01-08-2012
Zwak ontwikkelde neurocognitieve functies belemmeren sociale leerprocessen bij gedragsstoornissen
Gepubliceerd in: Kind en adolescent | Uitgave 3/2012
Log in om toegang te krijgenSAMENVATTING
Neurobiologisch onderzoek van gedragsstoornissen laat zien dat de koppeling tussen gedrag en positieve dan wel negatieve gevolgen minder goed wordt gemaakt. Hierdoor wordt het aanleren van adequaat sociaal gedrag en het afleren van inadequaat sociaal gedrag belemmerd. Ook verloopt de probleemoplossing niet optimaal door stoornissen in de aandacht, de inhibitie, de cognitieve flexibiliteit en de besluitvorming. Als gevolg hiervan leren kinderen en adolescenten met gedragsstoornissen minder gebruik te maken van de cognitieve aan- en bijsturing van hun gedrag, wanneer zij zich aan een steeds wisselende omgeving moeten aanpassen.
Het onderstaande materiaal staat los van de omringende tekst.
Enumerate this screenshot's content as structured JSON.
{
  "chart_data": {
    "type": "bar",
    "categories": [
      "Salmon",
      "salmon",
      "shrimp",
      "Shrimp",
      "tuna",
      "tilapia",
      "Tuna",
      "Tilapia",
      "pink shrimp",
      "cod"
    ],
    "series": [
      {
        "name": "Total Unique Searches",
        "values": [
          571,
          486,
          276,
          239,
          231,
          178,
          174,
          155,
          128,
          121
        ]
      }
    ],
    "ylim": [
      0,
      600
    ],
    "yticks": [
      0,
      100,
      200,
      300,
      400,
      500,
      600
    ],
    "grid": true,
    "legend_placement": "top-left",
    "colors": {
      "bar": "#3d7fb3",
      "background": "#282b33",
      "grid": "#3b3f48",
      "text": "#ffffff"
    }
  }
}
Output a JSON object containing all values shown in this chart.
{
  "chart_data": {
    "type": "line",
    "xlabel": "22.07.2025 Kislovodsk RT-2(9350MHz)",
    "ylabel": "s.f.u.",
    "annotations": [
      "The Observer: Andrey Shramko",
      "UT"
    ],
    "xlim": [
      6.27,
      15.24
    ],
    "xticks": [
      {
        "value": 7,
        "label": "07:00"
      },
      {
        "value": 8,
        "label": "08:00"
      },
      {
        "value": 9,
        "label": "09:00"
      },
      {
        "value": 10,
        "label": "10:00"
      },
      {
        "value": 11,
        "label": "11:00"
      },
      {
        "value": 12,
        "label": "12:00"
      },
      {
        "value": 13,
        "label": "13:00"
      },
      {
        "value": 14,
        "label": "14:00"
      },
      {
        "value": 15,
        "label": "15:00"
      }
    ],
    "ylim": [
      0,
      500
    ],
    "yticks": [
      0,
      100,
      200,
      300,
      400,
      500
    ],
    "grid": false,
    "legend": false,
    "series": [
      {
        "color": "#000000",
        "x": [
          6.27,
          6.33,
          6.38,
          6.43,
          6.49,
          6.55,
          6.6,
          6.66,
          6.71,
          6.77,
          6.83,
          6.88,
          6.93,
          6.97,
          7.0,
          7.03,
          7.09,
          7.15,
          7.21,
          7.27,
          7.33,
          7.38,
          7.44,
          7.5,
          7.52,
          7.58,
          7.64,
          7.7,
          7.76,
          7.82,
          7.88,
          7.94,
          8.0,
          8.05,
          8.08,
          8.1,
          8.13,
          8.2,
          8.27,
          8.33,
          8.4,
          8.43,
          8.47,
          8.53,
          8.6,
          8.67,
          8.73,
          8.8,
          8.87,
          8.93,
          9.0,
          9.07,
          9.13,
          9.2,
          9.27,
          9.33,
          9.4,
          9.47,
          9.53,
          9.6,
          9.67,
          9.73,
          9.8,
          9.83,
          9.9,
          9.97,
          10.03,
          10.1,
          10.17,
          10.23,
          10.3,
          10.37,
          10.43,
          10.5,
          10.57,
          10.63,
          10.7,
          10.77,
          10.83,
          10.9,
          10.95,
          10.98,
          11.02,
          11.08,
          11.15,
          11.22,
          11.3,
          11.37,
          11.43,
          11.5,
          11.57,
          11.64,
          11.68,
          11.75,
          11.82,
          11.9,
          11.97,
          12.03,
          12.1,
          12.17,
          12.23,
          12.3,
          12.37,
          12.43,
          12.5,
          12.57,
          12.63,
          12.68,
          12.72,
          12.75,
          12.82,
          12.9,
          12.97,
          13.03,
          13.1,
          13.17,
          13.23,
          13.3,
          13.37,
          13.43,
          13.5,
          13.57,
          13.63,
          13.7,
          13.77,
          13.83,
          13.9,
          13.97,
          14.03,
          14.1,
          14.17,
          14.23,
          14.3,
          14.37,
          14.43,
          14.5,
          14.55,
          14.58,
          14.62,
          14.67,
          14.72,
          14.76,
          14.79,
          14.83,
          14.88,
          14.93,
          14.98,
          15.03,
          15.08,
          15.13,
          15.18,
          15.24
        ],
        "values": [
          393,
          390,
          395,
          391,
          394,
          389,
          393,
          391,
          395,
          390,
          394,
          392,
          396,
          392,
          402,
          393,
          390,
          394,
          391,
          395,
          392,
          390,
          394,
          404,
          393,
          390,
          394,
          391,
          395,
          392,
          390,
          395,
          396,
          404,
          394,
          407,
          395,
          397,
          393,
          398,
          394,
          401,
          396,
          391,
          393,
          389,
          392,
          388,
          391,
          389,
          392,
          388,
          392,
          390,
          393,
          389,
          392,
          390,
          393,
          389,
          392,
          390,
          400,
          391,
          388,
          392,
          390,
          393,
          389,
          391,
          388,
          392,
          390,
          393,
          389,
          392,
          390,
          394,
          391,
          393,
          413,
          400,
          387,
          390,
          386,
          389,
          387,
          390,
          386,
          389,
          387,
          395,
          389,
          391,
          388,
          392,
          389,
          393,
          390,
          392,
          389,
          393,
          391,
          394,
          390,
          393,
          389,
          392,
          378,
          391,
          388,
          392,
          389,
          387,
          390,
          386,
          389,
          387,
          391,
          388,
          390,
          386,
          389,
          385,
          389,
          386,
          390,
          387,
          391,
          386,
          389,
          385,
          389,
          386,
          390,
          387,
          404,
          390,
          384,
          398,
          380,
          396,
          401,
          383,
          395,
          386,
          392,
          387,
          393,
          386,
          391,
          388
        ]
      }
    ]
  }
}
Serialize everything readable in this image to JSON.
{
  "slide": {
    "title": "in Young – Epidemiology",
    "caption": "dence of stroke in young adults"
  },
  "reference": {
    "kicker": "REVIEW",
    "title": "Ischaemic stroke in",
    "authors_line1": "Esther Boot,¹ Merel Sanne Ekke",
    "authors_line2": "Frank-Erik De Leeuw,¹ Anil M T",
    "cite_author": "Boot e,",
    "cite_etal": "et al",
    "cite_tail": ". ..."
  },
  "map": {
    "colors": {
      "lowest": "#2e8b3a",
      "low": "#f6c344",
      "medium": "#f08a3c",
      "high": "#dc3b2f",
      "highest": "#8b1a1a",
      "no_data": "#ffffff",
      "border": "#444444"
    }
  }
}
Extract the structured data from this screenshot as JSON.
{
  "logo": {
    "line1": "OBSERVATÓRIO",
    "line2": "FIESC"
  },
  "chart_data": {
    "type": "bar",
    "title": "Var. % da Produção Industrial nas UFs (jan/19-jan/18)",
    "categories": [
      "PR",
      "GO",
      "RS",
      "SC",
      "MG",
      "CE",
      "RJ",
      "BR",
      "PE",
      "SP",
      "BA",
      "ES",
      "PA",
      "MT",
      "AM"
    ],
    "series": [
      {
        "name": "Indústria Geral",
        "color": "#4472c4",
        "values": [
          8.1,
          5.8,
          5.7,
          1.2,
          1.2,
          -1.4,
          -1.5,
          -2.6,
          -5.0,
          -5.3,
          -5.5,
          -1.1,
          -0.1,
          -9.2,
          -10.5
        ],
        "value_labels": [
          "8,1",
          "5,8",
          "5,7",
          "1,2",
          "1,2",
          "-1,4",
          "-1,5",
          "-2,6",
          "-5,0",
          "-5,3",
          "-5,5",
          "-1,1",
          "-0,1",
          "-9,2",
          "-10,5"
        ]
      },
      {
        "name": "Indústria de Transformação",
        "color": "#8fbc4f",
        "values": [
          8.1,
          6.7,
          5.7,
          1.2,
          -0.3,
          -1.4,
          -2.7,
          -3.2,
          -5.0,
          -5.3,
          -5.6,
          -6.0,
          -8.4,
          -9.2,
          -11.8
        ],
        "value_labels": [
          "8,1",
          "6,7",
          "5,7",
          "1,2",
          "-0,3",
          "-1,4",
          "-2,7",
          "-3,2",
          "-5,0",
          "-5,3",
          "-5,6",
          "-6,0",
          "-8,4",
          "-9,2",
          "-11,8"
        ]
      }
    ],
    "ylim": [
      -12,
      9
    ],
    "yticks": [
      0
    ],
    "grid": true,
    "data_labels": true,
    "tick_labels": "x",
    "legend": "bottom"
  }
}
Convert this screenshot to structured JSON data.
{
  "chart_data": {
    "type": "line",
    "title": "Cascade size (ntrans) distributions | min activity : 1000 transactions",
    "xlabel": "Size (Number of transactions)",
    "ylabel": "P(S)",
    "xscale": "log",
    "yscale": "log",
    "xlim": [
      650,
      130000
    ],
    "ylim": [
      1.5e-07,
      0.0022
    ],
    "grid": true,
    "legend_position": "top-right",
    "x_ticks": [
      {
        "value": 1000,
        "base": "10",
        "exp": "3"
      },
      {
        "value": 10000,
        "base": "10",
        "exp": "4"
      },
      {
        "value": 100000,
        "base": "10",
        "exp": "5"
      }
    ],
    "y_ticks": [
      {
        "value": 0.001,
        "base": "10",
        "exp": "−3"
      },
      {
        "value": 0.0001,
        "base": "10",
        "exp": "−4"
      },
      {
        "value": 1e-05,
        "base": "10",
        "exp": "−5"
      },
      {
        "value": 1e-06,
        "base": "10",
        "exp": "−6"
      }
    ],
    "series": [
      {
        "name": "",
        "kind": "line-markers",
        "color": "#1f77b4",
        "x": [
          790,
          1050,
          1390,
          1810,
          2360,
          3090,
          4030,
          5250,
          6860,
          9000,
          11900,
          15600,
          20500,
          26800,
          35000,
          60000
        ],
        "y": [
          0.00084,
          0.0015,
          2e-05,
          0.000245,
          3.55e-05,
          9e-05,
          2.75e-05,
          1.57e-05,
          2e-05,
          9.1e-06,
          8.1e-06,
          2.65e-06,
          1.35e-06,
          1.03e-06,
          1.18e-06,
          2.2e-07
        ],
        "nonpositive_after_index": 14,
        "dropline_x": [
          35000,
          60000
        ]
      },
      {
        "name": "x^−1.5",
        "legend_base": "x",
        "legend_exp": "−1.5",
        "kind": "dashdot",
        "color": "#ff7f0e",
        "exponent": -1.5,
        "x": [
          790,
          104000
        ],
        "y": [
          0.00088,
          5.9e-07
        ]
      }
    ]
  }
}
Deze zwak ontwikkelde neurocognitieve functies werden echter op groepsniveau onderzocht en kunnen individueel verschillen. Het is dan ook nodig om in hetklinisch onderzoek de neurocognitieve functies betrokken bij de sociale leerprocessen te meten of te beoordelen. Psychologische behandelmethoden zoals de oudertraining in opvoedingsvaardigheden en de cognitieve gedragstherapie kunnen dan meer individueel afgestemd worden op zwak en sterk ontwikkelde functies en aan effectiviteit winnen.